The ascent started early in the morning, weaving up cowpaths through the weak vegetation until she crossed over top the first peak. It was like some fool set a ruler out and drew a line between good country and bad. All the rain that fell, fell on this side of the great, stupid rocks, finding its way down through the valleys and eventually meandering toward the other side of the continent, feeding and watering any number of men and animals, eventually. For now, it watered her cattle among the herds the ranchers grazed up here, growing grasses that the cows had long ago learned to live on. She whistled to Dog and sent him down into the valley, letting the black horse follow at his own rate.
This was one of the tests of a horse. Outsmarting a cow. Weren’t hard, but some horses never managed. They could pull a cart for a rancher’s wife, but if a horse couldn’t outsmart a cow, Sarah had no use for it.
Dog barked and she slapped the reins across the horse’s flank, getting him up to a trot across the steep edge of the valley, toward a treeline where the cows would have sheltered, the night before.
There was lowing and a sharp moo as Dog did his best to get the beasts moving, and as Sarah got close, a young bull came charging out of the stand of trees. She cursed as the horse went up on his back legs in surprise, hopping twice before his front legs landed again and he set of bucking.
She cracked him over the head with her fist, then switched him hard on either side as the bull went charging by - not one of her animals - and then the horse was still again, skin twitching.
“Stupid animal,” she said to the horse. “I swear, you pull that again, I’ll put a bullet to you and walk myself home.”
Dog pushed
a few more cows out of the trees and she checked their brand.
“Let ‘em go, Dog,” she said. “Keep movin’.”
She tossed him a scrap of jerky and he darted away again, up and over a low ridge and out of sight. She pushed the horse forward again to follow.

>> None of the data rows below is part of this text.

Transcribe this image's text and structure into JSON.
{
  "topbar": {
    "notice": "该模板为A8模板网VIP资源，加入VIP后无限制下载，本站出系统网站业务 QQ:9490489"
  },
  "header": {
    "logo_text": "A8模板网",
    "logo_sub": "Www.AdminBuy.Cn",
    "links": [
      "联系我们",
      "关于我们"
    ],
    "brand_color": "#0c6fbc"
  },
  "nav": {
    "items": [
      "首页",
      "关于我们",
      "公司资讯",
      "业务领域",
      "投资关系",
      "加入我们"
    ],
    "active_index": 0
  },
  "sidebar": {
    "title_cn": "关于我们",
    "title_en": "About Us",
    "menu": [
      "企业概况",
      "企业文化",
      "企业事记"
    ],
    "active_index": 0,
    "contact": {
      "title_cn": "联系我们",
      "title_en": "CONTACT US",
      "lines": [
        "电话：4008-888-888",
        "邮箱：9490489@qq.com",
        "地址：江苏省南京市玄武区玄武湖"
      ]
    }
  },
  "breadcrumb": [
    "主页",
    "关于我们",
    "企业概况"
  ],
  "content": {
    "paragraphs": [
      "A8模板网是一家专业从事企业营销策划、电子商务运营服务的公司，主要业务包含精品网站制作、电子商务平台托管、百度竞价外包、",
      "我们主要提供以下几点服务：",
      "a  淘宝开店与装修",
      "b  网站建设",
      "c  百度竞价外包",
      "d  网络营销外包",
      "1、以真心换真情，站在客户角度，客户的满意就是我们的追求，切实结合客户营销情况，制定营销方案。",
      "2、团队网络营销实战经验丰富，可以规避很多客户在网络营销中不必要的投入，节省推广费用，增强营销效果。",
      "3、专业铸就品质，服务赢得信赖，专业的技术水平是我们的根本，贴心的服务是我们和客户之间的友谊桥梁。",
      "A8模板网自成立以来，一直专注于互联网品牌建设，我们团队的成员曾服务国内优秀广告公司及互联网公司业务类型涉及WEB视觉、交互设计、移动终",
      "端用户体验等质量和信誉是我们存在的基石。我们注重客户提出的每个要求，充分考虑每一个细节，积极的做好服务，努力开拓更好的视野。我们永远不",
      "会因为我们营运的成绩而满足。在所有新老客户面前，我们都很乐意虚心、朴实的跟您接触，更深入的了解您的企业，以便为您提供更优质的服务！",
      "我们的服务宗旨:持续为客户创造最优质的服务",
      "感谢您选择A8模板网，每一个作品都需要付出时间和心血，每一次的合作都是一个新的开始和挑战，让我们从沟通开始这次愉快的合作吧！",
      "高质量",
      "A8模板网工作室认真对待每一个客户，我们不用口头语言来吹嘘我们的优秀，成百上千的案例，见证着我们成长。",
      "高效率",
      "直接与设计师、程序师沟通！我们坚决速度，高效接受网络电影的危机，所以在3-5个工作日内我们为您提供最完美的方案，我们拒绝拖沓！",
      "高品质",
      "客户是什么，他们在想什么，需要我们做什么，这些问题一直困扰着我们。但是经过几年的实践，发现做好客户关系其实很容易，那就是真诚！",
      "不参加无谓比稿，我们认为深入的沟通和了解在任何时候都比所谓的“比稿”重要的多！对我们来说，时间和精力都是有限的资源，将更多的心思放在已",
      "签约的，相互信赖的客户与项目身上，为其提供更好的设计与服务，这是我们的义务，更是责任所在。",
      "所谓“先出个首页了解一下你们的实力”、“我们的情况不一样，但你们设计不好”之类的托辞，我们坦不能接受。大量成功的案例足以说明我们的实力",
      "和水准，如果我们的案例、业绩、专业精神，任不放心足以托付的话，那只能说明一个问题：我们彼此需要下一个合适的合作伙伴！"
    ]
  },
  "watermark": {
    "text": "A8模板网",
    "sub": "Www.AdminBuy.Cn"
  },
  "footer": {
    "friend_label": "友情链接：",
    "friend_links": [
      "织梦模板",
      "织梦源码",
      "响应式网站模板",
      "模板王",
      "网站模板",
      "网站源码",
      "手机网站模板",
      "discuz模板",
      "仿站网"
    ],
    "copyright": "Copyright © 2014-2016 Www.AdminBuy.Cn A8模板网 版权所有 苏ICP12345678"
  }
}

Three more families of cows weren’t hers, and then, late morning, she found the ones what belonged to her. Six cows and an older bull, down at one of the little ponds to take water.
Dog pulled ‘em off the edge of the water and started pushing ‘em toward the ridges that lead to the bad country, and Sarah kept the black horse in line alongside, making corrections here or there to keep the cows in line as they tried to scatter before Dog. By early afternoon, they were on the flatlands again, and the sun weren’t yet set when she secured them in her barn, leaving the bull outside in a fenced enclosure where he couldn’t do no one any harm. Bulls didn’t like being separated from their cows, but it was for the best, if she intended to have a look at any of them, come morning.
Pete was on the front porch.
“Pete,” she said, by way of greeting as she unlocked the door. He followed her into the house. “Apex make it home okay?”
“His old lady was fit to be tied,” Pete said, “but he was laying comf’table enough when I left.”
She nodded, putting the kettle onto the stove before feeding the stove a halfcord of wood. The embers there were still hot enough to catch.
“Need you to go to Jeremiah,” she said, goin’ to get her list. “You got time?”
“Pa’s got the cattle in for the season,” Pete said. “Just me pickin’ at my little mine, these days.”
She nodded. Pete had a claim, small, but specific up a ways into the mountains and he often spent weeks up there tinkering and poking at it. Kept him busy, and busy was better than drunk.
“Let me get you money,” she said as he looked at the list like it meant somethin’ to him.
“Lotta folk grateful you manage this,” he said, same thing he always said as he was getting ready for a trip to Jeremiah. She didn’t know what made him say it; he was the one out riskin’ his life for pills, but she didn’t argue. Gratitude was currency, ‘round these parts, and she’d take it, even when she didn’t earn it, if it were offered free.